The first scientific application of spatial association to soil mapping that we know about was by E.W. Hilgard. In 1860, he published his report on the ‘geology and agriculture’ of the state of Mississippi, USA. Hilgard observed that knowledge of the geology and type of vegetation were useful indicators for predicting soil type. In 1883, V.V. Dokuchaev added climate, relief, organisms (both plants and animals), and time to that list of useful spatial predictors. Because these spatial covariates are connected to processes, thinking about their geography enabled Dokuchaev to formulate ideas about soil formation. His descriptions of these factors of soil formation were key in the establishment of modern soil science.
Coinciding with the ‘quantitative revolution,’ H. Jenny wrote a landmark book entitled Factors of Soil Formation (1941). In this book, Jenny accomplished two main things. First, he coined an acronym for the soil formation factors: CLORPT (CL=climate, O=organisms, R=relief, P=parent material, and T=time). This easy-to-remember abbreviation popularized the concept and became the standard framework for teaching about soil formation. Second, Jenny proposed a system to experimentally control geographic variables so that a single variable could be better studied. He advocated for research to be designed so that soils that formed under similar factors, except for one, could be quantitatively compared. This way, differences between the soils compared could be directly attributed to the one factor that had changed. In practice, this is a bit harder than it sounds because the different factors influence one another, but this was a greatly improved strategy for advancing soil science.

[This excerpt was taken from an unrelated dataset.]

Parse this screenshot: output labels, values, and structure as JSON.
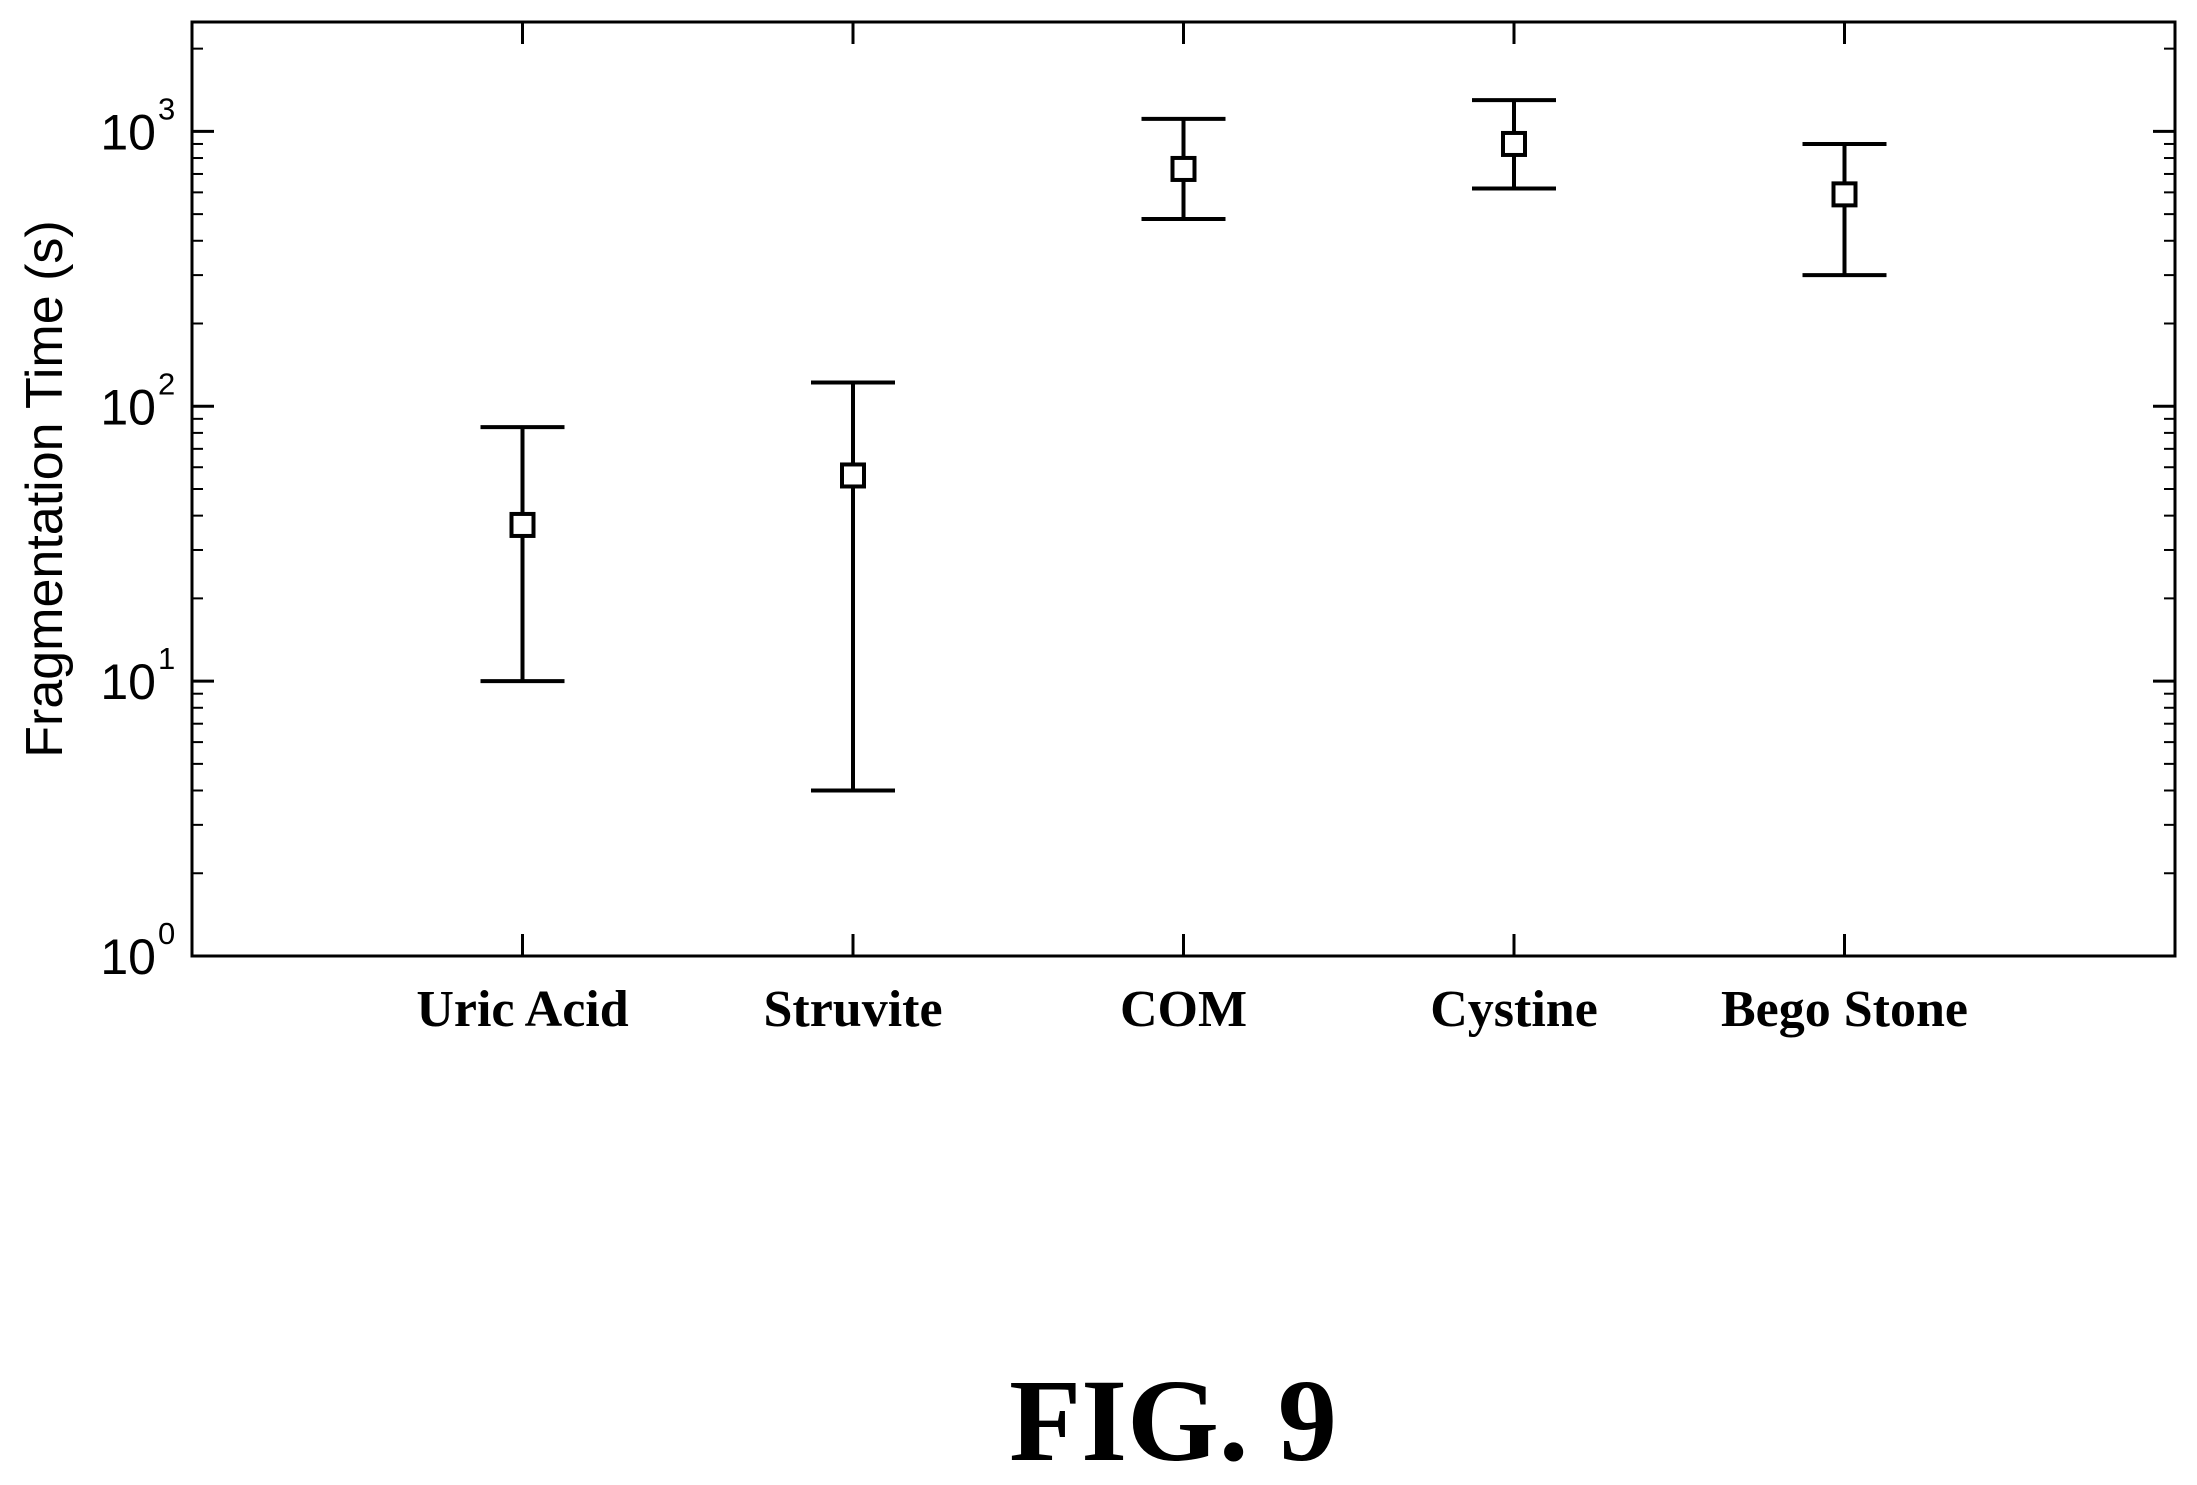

Before the factors of soil formation were assigned an acronym, soil mappers were regularly using them to design their maps. Notably, Hilgard’s application of geology and vegetation as predictors was primarily focused on producing a better spatial description of where different soils were. Dokuchaev’s work prior to and after writing the list of five factors was driven by the Russian government’s desire for better soil maps. Most of the soil maps made at that time were at the continental or national scale and the limited information available led to a heavy reliance on large scale climate. However, later work – particularly more detailed soil maps – began to utilize the other factors as predictors of soil variation. As T.M. Bushnell synthesized these concepts – along with G. Milne’s catena concept – in the 1940s, he applied them to what he could see in aerial photographs. Those images provided more spatial information about vegetation and relief than had been previously available.
Soil mapping in the 20th century continued to build on field experience to better understand the local variations of CLORPT. It was still difficult to quantify many of the indicators for soil formation factors, so soil mappers tended to develop unique mental models of the soil landscape. These models were based on their experience in a region for key indicators that marked shifts from one soil series to another, usually in connection with one of the soil formation factors. However, within those mental models, certain factors tended to become emphasized due to the limited spatial information available, map scale, the purpose of the map, and the particular conditions of the area.
Today in digital soil mapping, we still utilize these concepts. Because we use much more quantitative variables – still primarily related to CLORPT – we typically describe our method as spatial regression, or something related to that. However, the geographic principle for why spatial regression works remain rooted in the idea of spatial association.